Most of Fallout is told as a flashback, but the opening section is very short, so we can say we really encounter Luke Kanowski in 1961, when he is 14. He has busted his mother out of the mental asylum where she’s lived since he was five to take her to visit the art museum in London. The expedition is not a success, but while they are being questioned by a security guard, Nina Hollings notices them.
Nina is with her mother Marianne, a selfish woman who hands her off to her sister Mat when Nina is in her way but reclaims her before she can gain any stability. Later, she does other things to sabotage Nina’s self-confidence. Marianne works sporadically as an actress.

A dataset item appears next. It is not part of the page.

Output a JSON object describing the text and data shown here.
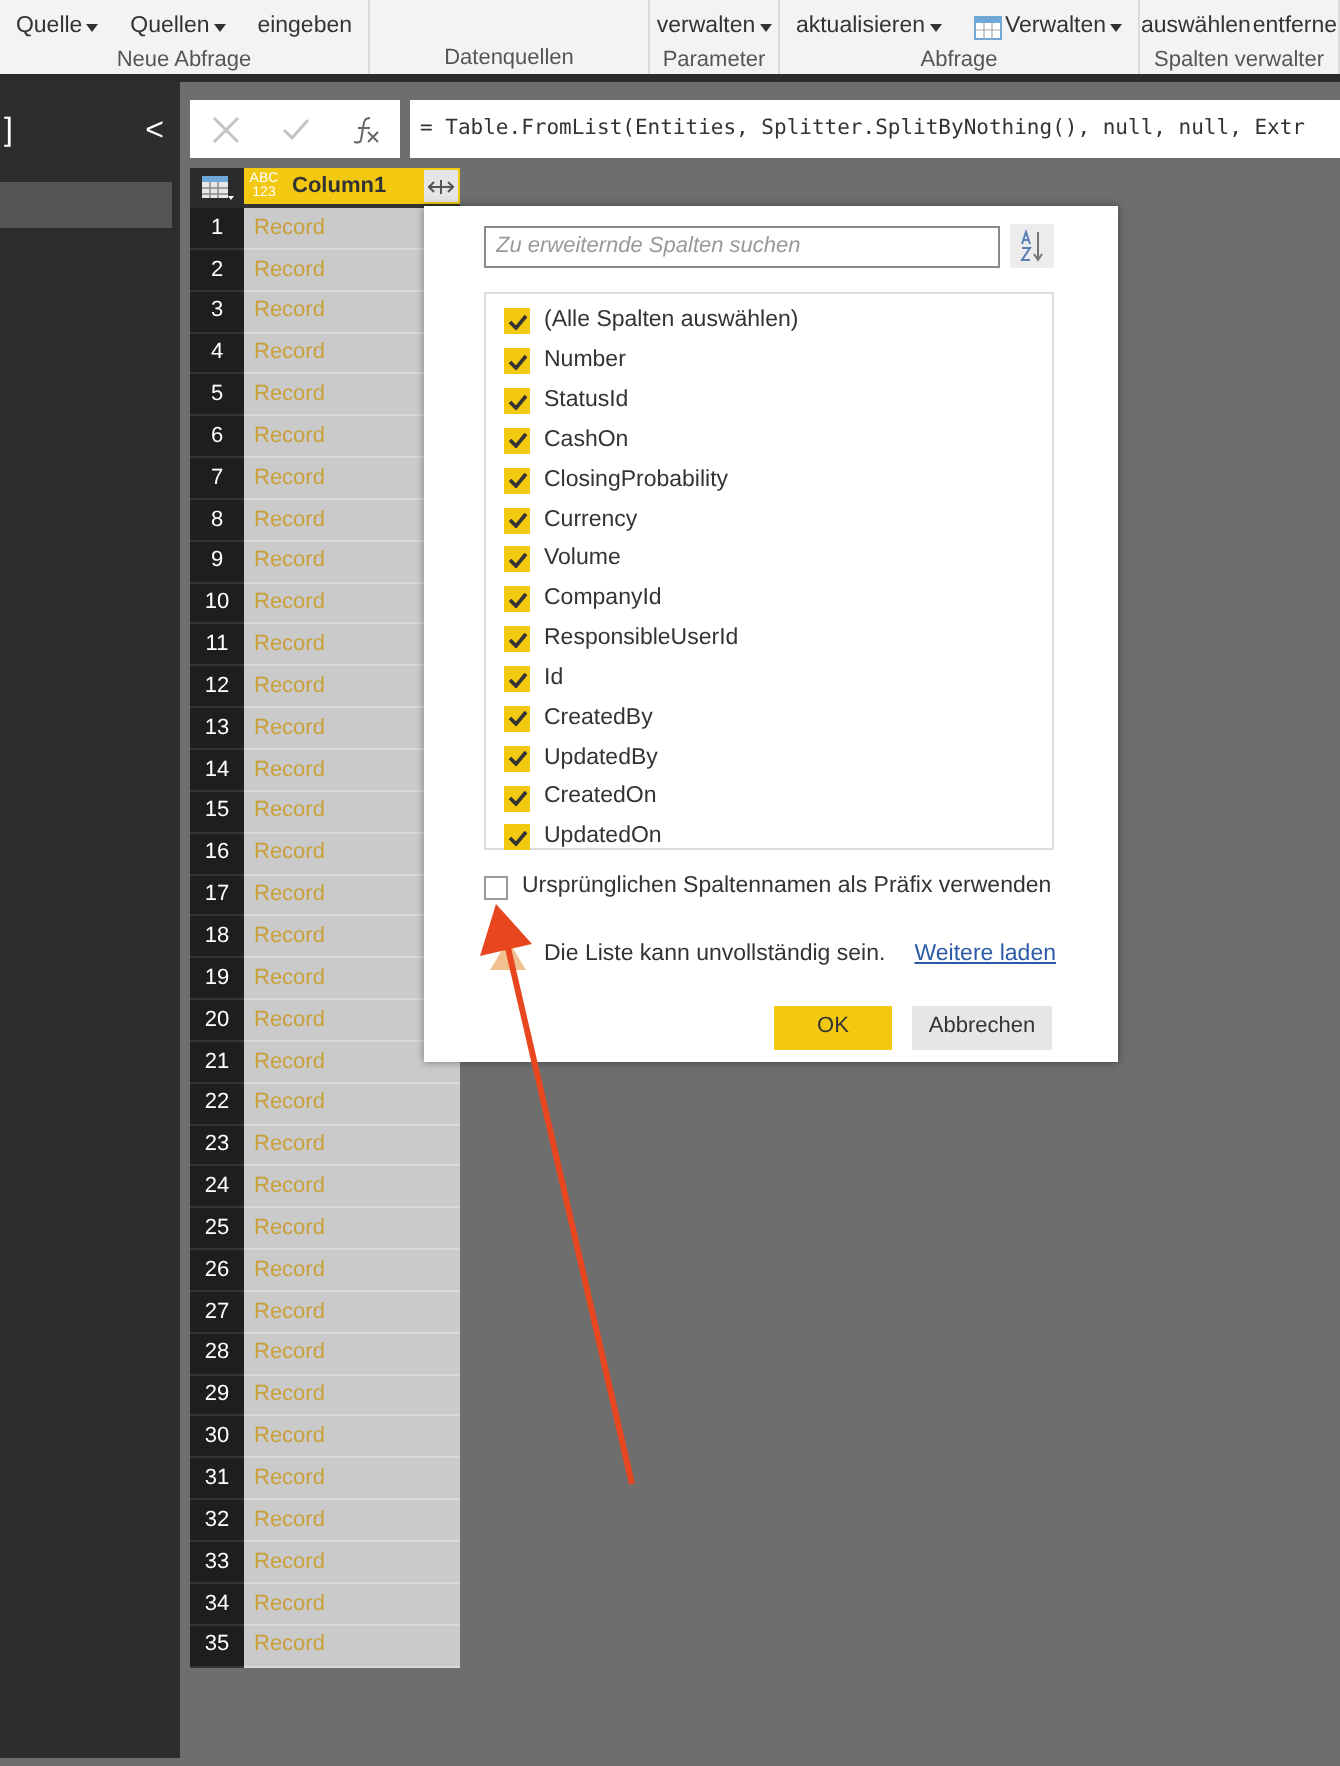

Luke is a young adult when he meets Paul Driscoll and Leigh Radley. He has been working at a mill, but shortly after he meets the two, he decides his life is harmful to him. Luke feels immediate friendship for Leigh and Paul and has soon moved to London. There the three of them work together with a few others to open a new theater.
Leigh has fallen immediately in love with Luke, but Luke is busy seducing practically every woman he meets, so Leigh becomes Paul’s girlfriend. Leigh’s father was unfaithful to her mother, so Leigh decides to stick with the man she feels is safe.

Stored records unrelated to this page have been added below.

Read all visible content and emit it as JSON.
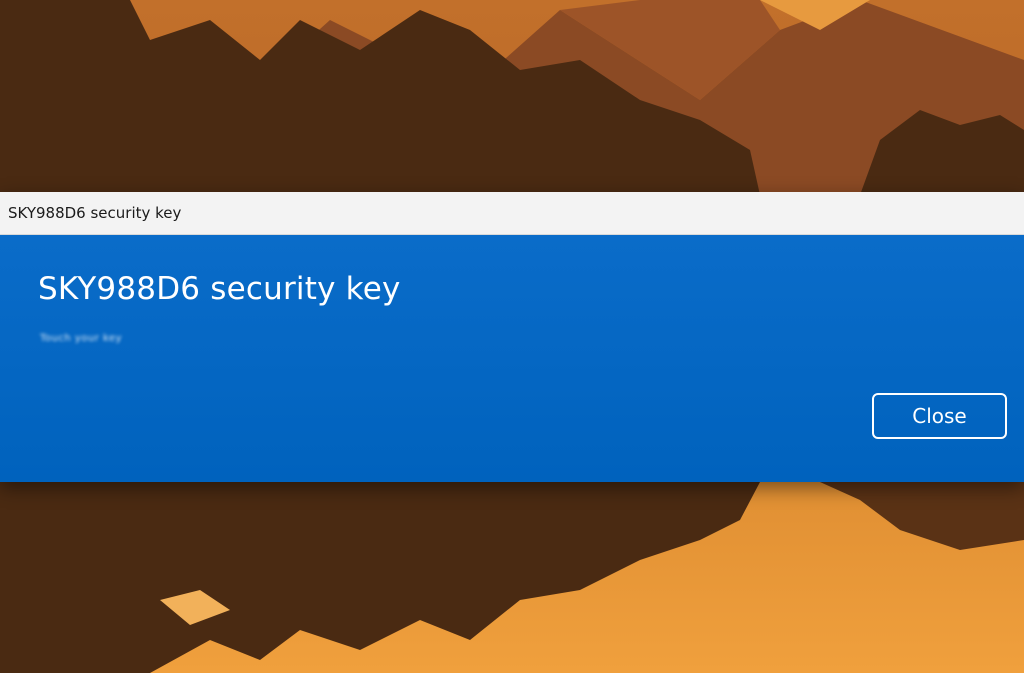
{
  "window": {
    "title": "SKY988D6 security key"
  },
  "dialog": {
    "heading": "SKY988D6 security key",
    "subtext": "Touch your key",
    "close_label": "Close"
  },
  "colors": {
    "dialog_blue": "#0067c0",
    "titlebar": "#f3f3f3",
    "wallpaper_sky": "#d98a3a"
  }
}
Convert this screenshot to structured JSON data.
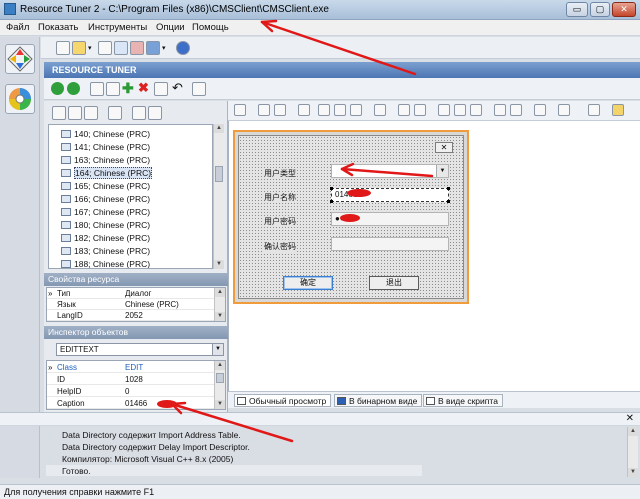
{
  "window": {
    "title": "Resource Tuner 2 - C:\\Program Files (x86)\\CMSClient\\CMSClient.exe",
    "minimize_glyph": "▭",
    "maximize_glyph": "▢",
    "close_glyph": "✕"
  },
  "menu": [
    "Файл",
    "Показать",
    "Инструменты",
    "Опции",
    "Помощь"
  ],
  "header": {
    "title": "RESOURCE TUNER"
  },
  "tree": {
    "items": [
      "140; Chinese (PRC)",
      "141; Chinese (PRC)",
      "163; Chinese (PRC)",
      "164; Chinese (PRC)",
      "165; Chinese (PRC)",
      "166; Chinese (PRC)",
      "167; Chinese (PRC)",
      "180; Chinese (PRC)",
      "182; Chinese (PRC)",
      "183; Chinese (PRC)",
      "188; Chinese (PRC)"
    ],
    "selected_index": 3
  },
  "resource_props": {
    "title": "Свойства ресурса",
    "rows": [
      {
        "key": "Тип",
        "value": "Диалог"
      },
      {
        "key": "Язык",
        "value": "Chinese (PRC)"
      },
      {
        "key": "LangID",
        "value": "2052"
      }
    ]
  },
  "inspector": {
    "title": "Инспектор объектов",
    "combo_value": "EDITTEXT",
    "rows": [
      {
        "key": "Class",
        "value": "EDIT"
      },
      {
        "key": "ID",
        "value": "1028"
      },
      {
        "key": "HelpID",
        "value": "0"
      },
      {
        "key": "Caption",
        "value": "01466"
      }
    ]
  },
  "dialog": {
    "close_glyph": "✕",
    "labels": [
      "用户类型",
      "用户名称",
      "用户密码",
      "确认密码"
    ],
    "username_value": "01466",
    "password_value": "●●",
    "ok_label": "确定",
    "exit_label": "退出"
  },
  "editor_tabs": [
    "Обычный просмотр",
    "В бинарном виде",
    "В виде скрипта"
  ],
  "output": {
    "lines": [
      "Data Directory содержит Import Address Table.",
      "Data Directory содержит Delay Import Descriptor.",
      "Компилятор: Microsoft Visual C++ 8.x (2005)",
      "Готово."
    ]
  },
  "statusbar": {
    "text": "Для получения справки нажмите F1"
  },
  "colors": {
    "annotation": "#e01818",
    "dialog_border": "#f09b3c",
    "header_blue": "#4b76b3"
  }
}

Then Luke meets Nina, who her mother has essentially pimped out to Tony Moore, a theatrical producer. Tony and Nina are soon married, Nina naively not realizing that Tony is using her as his beard. That is, she doesn’t realize until she finds him with two waiters during a party.

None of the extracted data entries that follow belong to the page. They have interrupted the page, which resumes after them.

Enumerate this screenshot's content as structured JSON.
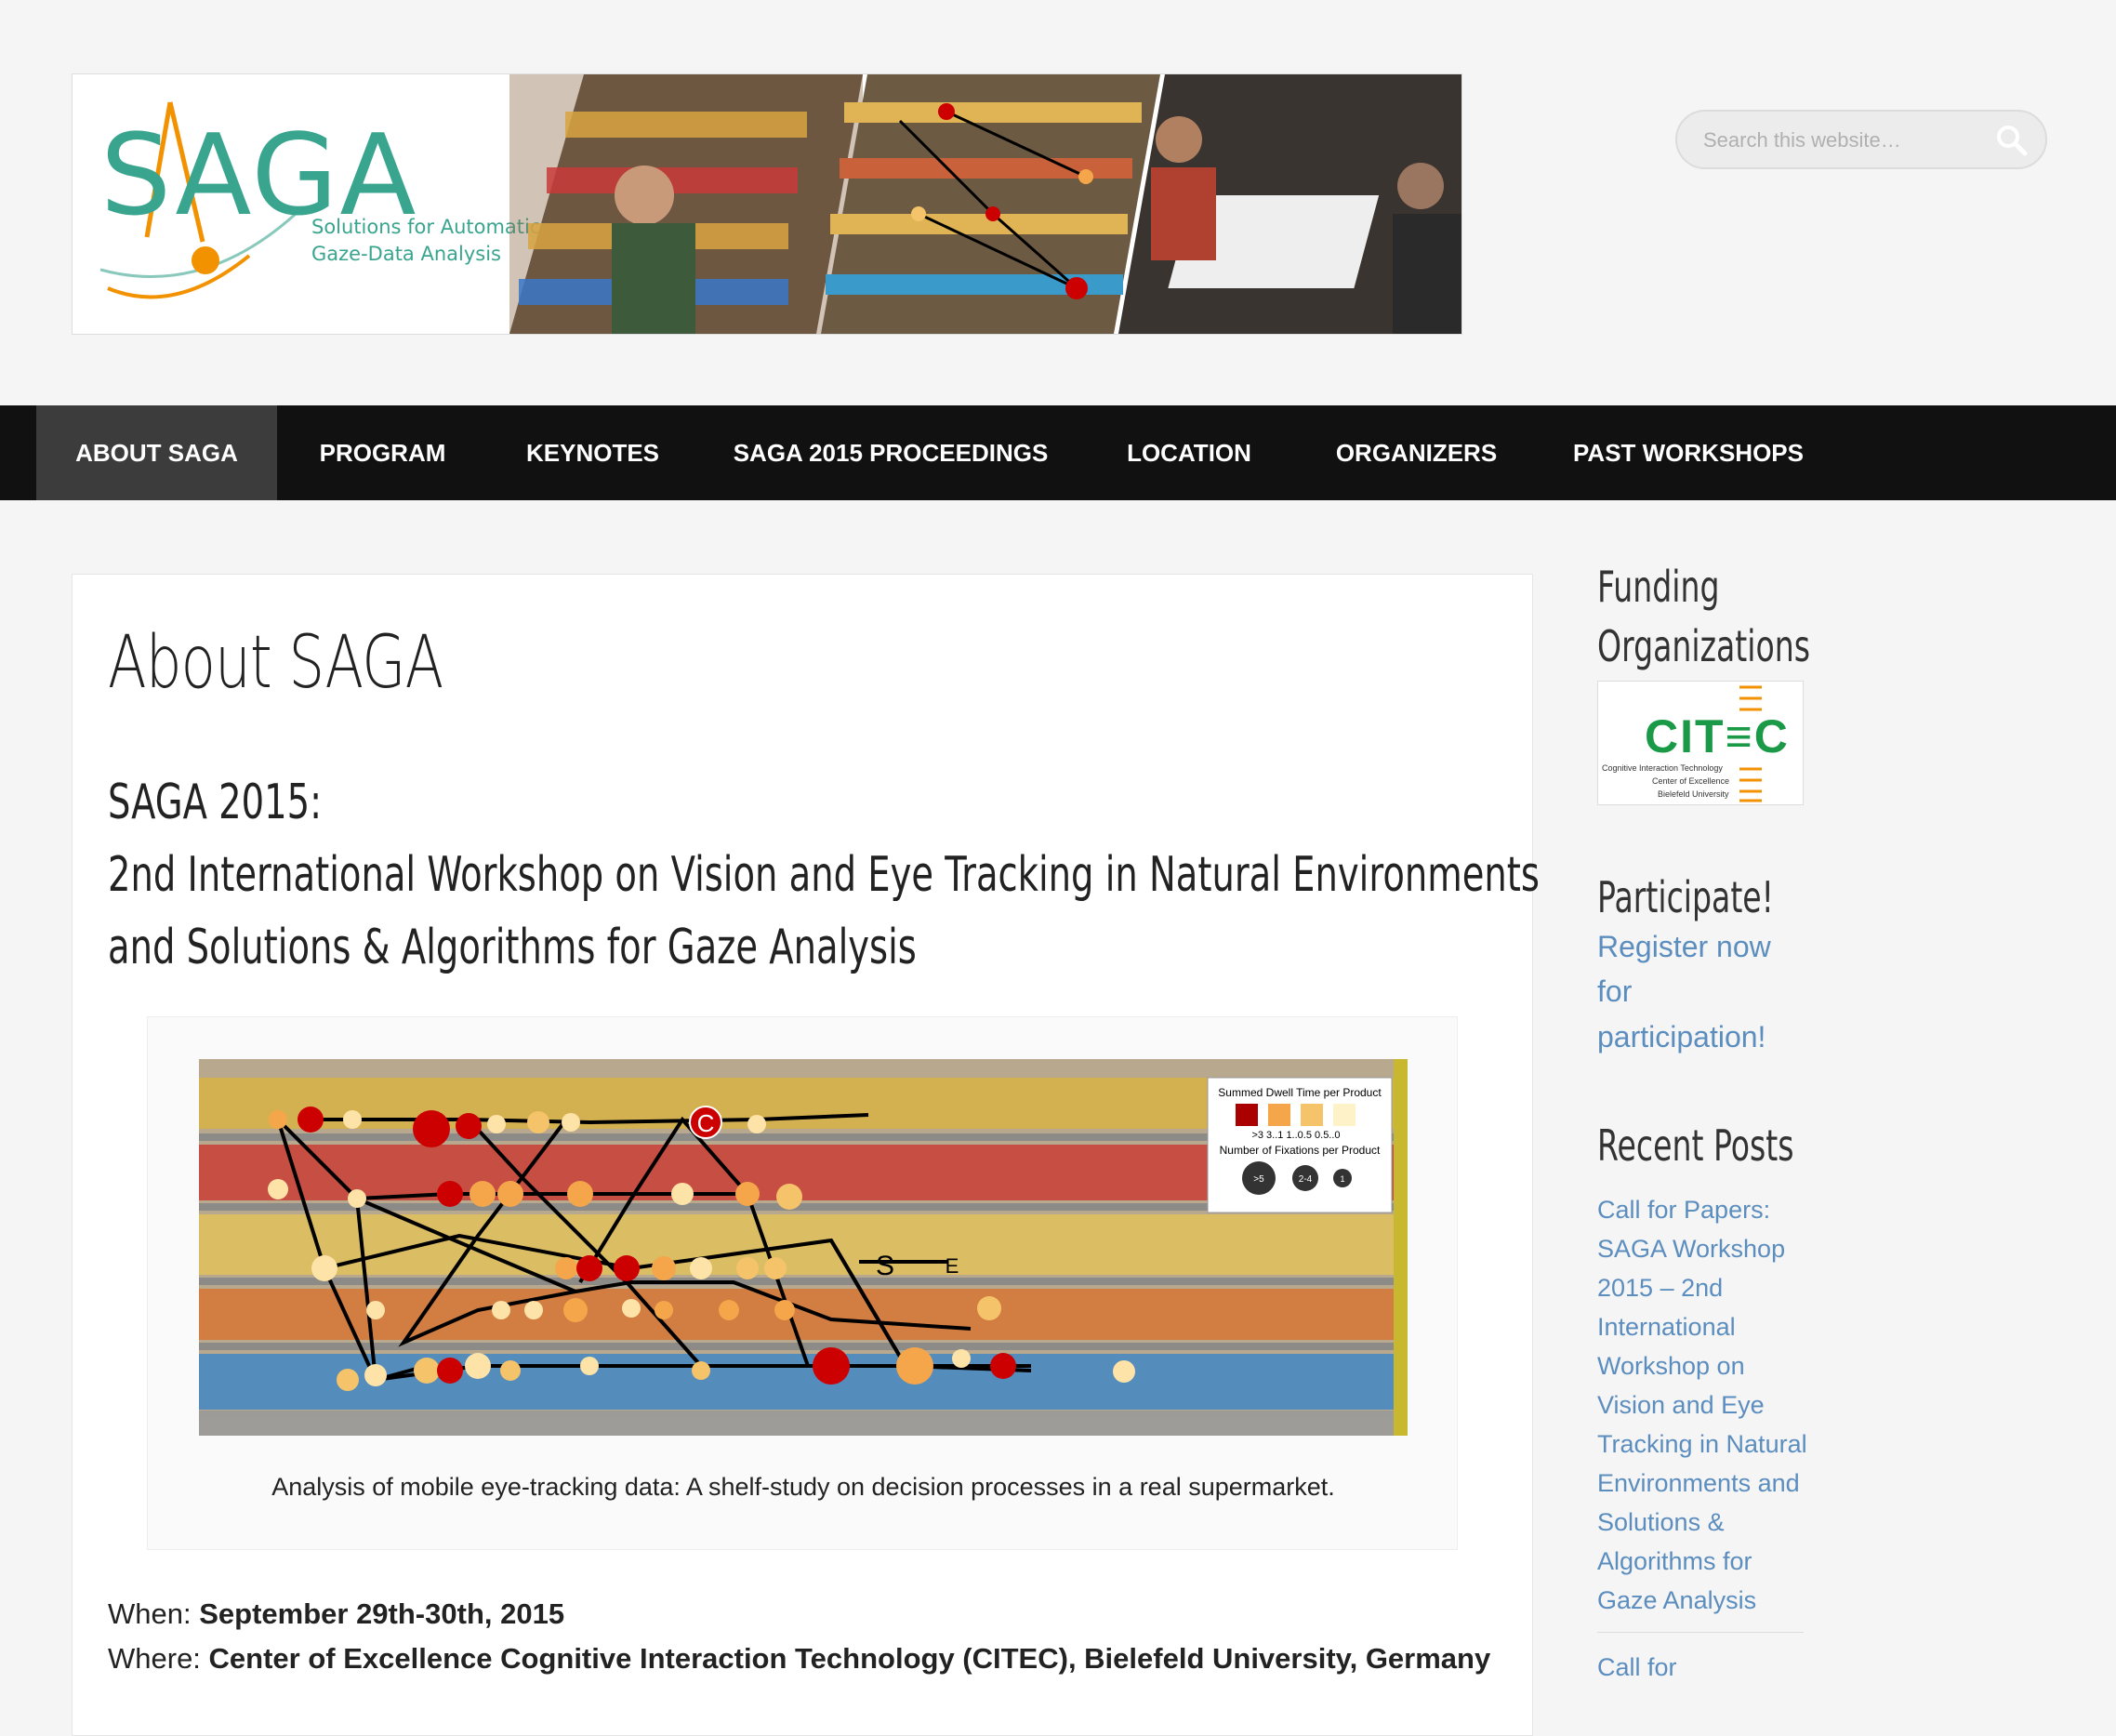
{
  "header": {
    "logo_word": "SAGA",
    "logo_subtitle_line1": "Solutions for Automatic",
    "logo_subtitle_line2": "Gaze-Data Analysis",
    "search_placeholder": "Search this website…"
  },
  "nav": {
    "items": [
      {
        "label": "ABOUT SAGA",
        "active": true
      },
      {
        "label": "PROGRAM"
      },
      {
        "label": "KEYNOTES"
      },
      {
        "label": "SAGA 2015 PROCEEDINGS"
      },
      {
        "label": "LOCATION"
      },
      {
        "label": "ORGANIZERS"
      },
      {
        "label": "PAST WORKSHOPS"
      }
    ]
  },
  "main": {
    "title": "About SAGA",
    "subtitle_line1": "SAGA 2015:",
    "subtitle_line2": "2nd International Workshop on Vision and Eye Tracking in Natural Environments",
    "subtitle_line3": "and Solutions & Algorithms for Gaze Analysis",
    "figure": {
      "legend_title": "Summed Dwell Time per Product",
      "legend_values": ">3   3..1  1..0.5 0.5..0",
      "legend_fixations": "Number of Fixations per Product",
      "legend_counts": [
        ">5",
        "2-4",
        "1"
      ],
      "marker_c": "C",
      "marker_s": "S",
      "marker_e": "E",
      "caption": "Analysis of mobile eye-tracking data: A shelf-study on decision processes in a real supermarket."
    },
    "when_label": "When:",
    "when_value": "September 29th-30th, 2015",
    "where_label": "Where:",
    "where_value": "Center of Excellence Cognitive Interaction Technology (CITEC), Bielefeld University, Germany"
  },
  "sidebar": {
    "funding_title_line1": "Funding",
    "funding_title_line2": "Organizations",
    "citec_logo": "CIT≡C",
    "citec_line1": "Cognitive Interaction Technology",
    "citec_line2": "Center of Excellence",
    "citec_line3": "Bielefeld University",
    "participate_title": "Participate!",
    "participate_link": [
      "Register now",
      "for",
      "participation!"
    ],
    "recent_posts_title": "Recent Posts",
    "recent_post_1": [
      "Call for Papers:",
      "SAGA Workshop",
      "2015 – 2nd",
      "International",
      "Workshop on",
      "Vision and Eye",
      "Tracking in Natural",
      "Environments and",
      "Solutions &",
      "Algorithms for",
      "Gaze Analysis"
    ],
    "recent_post_2": [
      "Call for"
    ]
  },
  "colors": {
    "brand_teal": "#3aa58f",
    "brand_orange": "#f39200",
    "nav_bg": "#111111",
    "nav_active": "#3c3c3c",
    "link": "#5b8dbf",
    "citec_green": "#1a9946"
  }
}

Luke’s first play is being produced as he and Nina begin an affair. This affair and the things Luke is willing to do to try to “save” Nina have repercussions for several people.
This novel is completely different from Jones’ The Uninvited Guests, which I enjoyed more. Although I was compelled to read the novel, I really don’t enjoy fiction where men betray themselves for a woman, or vice versa. Usually, the woman in these novels is bad. Nina isn’t, but she is weak and selfish and eventually asks Luke to betray his friends and his art.
Finally, I feel as if the ending of the novel is unrealistically hopeful and pat, when I think of the wreckage that has gone before. The background of the theater and play production with a bit about the politics of theatre is very interesting, though.